>Sitting in Jordan more than 30 years after my birth in a small city in the heart of the American South, today marks a unique moment in history – America’s and mine. I’m going to be openly honest and say that I did not really expect, in my lifetime, to see an African-American President. Let’s call it hold-overs from the continuing racial divide in the South. I also did not expect to be casting my vote from a place so far removed from my home in Alabama. Who would have foreseen that I would live in Jordan, I certainly didn’t. And, although my candidate carried the victory in the end, he didn’t win in my home state. My vote for him would seem to be meaningless. And so, this morning, I’m left with reflections on this campaign, on this season, on this moment in history. I hope you’ll let me share them with you.
Obama garnered my vote over 3 years ago, before he was a candidate for President, before he was a household name, before I’d even seen him. I heard an interview with him on one of the many excellent NPR programs. I went home and told El 3atal that very day that he was exactly what the Democratic party needs, someone who sees hope in the future. Unyielding hope, as he called it today in his speech. He’s selling hope, a rare commodity in a US still recovering from 8 years of peddling fear and one that is sorely needed. Now, however, he has the greater challenge of actually delivering on this promise of a hopeful future.
I saw this unyielding hope in action late last week as I went to the Embassy to pick up some paperwork. There were probably 20 people, all Arab-American (in other words raised here) in the Embassy to cast a ballot. What an experience, to see those who may not have had the opportunity to vote before going out to the embassy and making their unique American voice heard. I saw hope in all of their faces, regardless of their candidate choice. I saw reflected hope that the outcome of this election will change the world.
In the spirit of this, here are my hopes for the change that is coming to America:
- I hope that we will refocus on being Americans rather than red-state or blue-staters, Democrats or Republicans, wealthy or middle-class or poor.
- I hope that Obama will reach out, not only across the aisle, but around the world to forge new connections and build bridges instead of breeding hostility and war.
- I hope that my new home, my adopted nation will be able to trust that America is a leader once again in the good sense of the word.
- I hope that I can, once again, be proud of my country and even my government, that it will make the right choices for the world.

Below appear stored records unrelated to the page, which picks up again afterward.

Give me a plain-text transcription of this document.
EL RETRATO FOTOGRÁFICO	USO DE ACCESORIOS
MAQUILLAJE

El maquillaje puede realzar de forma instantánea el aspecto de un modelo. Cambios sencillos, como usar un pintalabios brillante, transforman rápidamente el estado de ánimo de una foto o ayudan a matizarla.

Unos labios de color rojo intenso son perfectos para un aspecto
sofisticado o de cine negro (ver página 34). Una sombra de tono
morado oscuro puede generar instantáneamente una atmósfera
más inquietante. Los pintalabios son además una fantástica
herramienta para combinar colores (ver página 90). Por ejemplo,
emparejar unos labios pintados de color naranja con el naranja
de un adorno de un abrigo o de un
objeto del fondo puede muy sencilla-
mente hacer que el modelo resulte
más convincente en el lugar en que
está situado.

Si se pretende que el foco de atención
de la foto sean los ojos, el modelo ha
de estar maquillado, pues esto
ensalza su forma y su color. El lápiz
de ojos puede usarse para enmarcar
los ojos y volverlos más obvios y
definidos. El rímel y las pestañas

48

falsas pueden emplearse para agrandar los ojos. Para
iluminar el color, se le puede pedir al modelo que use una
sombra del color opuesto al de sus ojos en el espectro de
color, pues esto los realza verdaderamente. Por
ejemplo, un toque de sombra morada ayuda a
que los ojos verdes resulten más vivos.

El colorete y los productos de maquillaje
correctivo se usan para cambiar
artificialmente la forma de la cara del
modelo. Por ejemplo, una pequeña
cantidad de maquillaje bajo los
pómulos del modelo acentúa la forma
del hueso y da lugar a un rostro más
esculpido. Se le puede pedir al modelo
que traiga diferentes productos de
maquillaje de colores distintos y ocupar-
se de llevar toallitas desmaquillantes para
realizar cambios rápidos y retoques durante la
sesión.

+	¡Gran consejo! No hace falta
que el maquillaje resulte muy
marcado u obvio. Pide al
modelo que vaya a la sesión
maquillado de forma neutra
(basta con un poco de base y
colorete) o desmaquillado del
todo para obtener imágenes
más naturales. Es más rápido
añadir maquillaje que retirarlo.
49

- I hope that smart people on all sides of the issues will come together to present their arguments – and that Obama will listen and consider each carefully.
- I hope that the US government will come to the realization that Palestinians are a great and abused people who need justice and will act with understanding, sensitivity, and balance in resolving the situation.
- I hope that Obama will make careful, considered decisions rather than hasty, poorly thought-out ones.
- I hope that all Americans with the right to vote, regardless of location, will see that voting is not only a right, but also a duty and register so that next time they are ready.
In short, I have very high hopes. I am optimistic about the future (and after 2 job losses with 2 accompanying decreases in salary during the George W. Bush era that’s saying something). Now, I hope that Obama will capitalize on this historic opportunity.
I have never been more impressed with John McCain than I am today. His speech was the speech of a leader. He congratulated his opponent and showed respect. He spoke with dignity and and honesty. And, he accepted the failure as his own. How often do we see politicians who want to place blame with everyone else, the campaign manager, the strategists, anyone but themselves? And yet, McCain clearly said to his supporters that it was his failure. That’s leadership.
On the other side of that coin, Obama clearly indicated that his supporters were the reason for his victory. He was also gracious, acknowledge the worthiness of his opponent and the fact that the country is better of for his continued service. He continues to be a class act.
The bottom line for me is that these two men showed both sides of the coin, accepting the responsibility for loss and sharing the credit for victory. Kudos to both.
One Vote Makes a Difference
My good friend Kinzi and I sat on opposite ends of this election. She was for one candidate and I was for another. Each of us voted absentee and each of our states voted for the other guy. Now to some, this seems futile. And, yet, each one of us is given a voice, a vote, a chance to be heard. If we stand idly by and let others make the decision for us, we’ve lost no matter who wins. It goes back to that hallmark of American philosophies – one man CAN make a difference (and the ant can move that rubber tree plant). I vote not because my state will go my way (it rarely does) nor because it’s fashionable (and boy has it seemed fashionable this year). I vote because this is my right to complain. If I didn’t vote, then what gives me the right to be upset with the choices made by the leader? Not voting is saying I don’t care if I’m heard. If I don’t care to be heard on election day, then why should I be heard any other day? I vote because it is the right thing to do. There’s a reason it’s called a civic duty. It more than just a right, it’s a responsibility.
On this day of change, a new era is coming. What will be written remains to be seen. All I know is that I am a part of the story. And the story I’m writing is a hopeful one. My hope for each of you (me dear three readers) is that your story is equally hopeful and optimistic.